Where’d that Star headline go?

Where’d that Star headline go?

Sorry for going AWOL on the blog. Long story. Anyway, the front-page headline in this morning’s Star—“PM to cities: Drop dead”—is one for the ages. Kinda makes you feel like you’re living in a parallel universe in which no one is passive aggressive, no one minces words and The Onion is the newspaper of record. But you’ll have to buy the print edition: by 11 a.m. the snarky headline had been erased from the on-line edition. Whatever words it chooses, the Star can crow all it wants: Stephen Harper will never collect a cent of sales tax and then hand it over to municipal governments because it’s bad policy. One Ottawa scribe I spoke to called it “appalling federalism.” Cities may yet succeed in wringing money from Ottawa, but it will not come—it was never going to come—in the form of a GST transfer.

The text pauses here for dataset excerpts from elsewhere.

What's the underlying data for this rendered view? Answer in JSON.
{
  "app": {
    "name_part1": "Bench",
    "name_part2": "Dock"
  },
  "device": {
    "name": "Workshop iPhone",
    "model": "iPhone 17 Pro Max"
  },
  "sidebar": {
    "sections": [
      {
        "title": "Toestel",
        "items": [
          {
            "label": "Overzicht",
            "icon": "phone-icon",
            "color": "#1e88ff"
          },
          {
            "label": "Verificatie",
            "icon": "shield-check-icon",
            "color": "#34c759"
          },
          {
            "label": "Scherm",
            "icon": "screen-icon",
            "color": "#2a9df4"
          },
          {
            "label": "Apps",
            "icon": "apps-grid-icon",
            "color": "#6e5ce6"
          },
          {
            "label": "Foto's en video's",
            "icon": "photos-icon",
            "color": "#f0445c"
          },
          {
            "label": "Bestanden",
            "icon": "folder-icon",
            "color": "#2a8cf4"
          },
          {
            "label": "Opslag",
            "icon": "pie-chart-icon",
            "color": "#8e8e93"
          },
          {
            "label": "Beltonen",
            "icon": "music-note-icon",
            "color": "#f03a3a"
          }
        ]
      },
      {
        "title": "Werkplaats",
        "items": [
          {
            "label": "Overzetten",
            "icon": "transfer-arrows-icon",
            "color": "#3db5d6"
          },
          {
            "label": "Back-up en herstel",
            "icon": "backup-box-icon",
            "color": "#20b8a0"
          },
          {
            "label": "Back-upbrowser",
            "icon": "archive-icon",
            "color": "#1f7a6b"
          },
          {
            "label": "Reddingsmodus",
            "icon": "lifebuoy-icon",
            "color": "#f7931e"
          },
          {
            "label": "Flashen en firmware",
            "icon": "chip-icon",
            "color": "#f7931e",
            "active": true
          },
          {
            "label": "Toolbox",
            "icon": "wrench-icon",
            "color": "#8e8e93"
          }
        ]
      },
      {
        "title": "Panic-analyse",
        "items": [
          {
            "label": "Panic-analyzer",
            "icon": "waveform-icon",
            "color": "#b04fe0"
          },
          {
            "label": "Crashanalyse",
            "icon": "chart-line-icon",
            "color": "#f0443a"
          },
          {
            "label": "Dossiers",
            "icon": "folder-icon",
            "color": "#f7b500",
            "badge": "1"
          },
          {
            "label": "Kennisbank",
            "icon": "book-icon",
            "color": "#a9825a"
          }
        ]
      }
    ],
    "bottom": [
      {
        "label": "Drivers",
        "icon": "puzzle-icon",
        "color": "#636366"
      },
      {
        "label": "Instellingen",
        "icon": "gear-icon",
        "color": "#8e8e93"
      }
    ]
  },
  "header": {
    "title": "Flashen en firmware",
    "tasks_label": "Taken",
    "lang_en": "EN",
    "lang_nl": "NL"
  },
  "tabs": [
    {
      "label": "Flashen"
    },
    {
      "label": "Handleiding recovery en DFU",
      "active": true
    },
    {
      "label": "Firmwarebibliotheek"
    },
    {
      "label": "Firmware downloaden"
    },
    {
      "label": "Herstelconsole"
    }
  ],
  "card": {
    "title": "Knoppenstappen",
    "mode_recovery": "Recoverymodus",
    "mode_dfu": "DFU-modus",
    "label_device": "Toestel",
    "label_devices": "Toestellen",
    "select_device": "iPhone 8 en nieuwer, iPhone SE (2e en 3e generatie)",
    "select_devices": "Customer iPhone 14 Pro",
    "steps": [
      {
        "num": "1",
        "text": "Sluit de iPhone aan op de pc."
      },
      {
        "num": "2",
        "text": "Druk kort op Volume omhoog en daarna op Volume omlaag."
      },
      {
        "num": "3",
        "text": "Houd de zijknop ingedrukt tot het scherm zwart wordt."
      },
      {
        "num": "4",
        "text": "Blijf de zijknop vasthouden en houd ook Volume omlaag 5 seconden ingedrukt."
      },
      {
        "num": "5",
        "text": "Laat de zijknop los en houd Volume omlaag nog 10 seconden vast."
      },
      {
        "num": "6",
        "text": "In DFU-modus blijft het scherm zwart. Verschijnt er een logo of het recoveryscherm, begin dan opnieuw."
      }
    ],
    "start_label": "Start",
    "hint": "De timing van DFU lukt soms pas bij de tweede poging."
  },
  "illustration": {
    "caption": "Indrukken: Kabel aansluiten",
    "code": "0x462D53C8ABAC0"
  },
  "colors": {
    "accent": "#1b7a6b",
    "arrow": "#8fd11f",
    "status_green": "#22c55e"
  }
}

What’s at issue is how to keep the cost of cities transparent to city taxpayers. Ottawa’s view is that, if (for instance) Toronto wants a one per cent share of sales taxes, it should levy its own one per cent sales tax. That way, if Toronto finds itself short of cash in the future, it can raise its sales tax to two per cent if it wants—and city hall, not parliament, can suffer the wrath of its taxpayers. Besides, Harper is notoriously averse to cutting special deals (like the Newfoundland and Nova Scotia agreements on offshore oil revenues) or treading into areas of provincial responsibility (like municipal affairs).

Curiously, Mississauga Mayor Hazel (“Hurricane”) McCallion seems to understand this better than most. McCallion went out of her way to pick a fight with Harper and Finance Minister Jim Flaherty this week, but she never said a word about sales taxes. If you read between the lines, what she seems to want is money for roads, bridges or buses, or to help fund the transit system. In other words: she wants money for stuff, rather than just pure money. This is a much easier request for Ottawa to comply with. For one thing, it avoids any constitutional or jurisdictional issues. For another, when Ottawa helps build a bridge or buy a fleet of buses, it gets to take some political credit. Ribbon-cuttings matter, and if all Ottawa does is wire money from one account to another, where’s the photo op?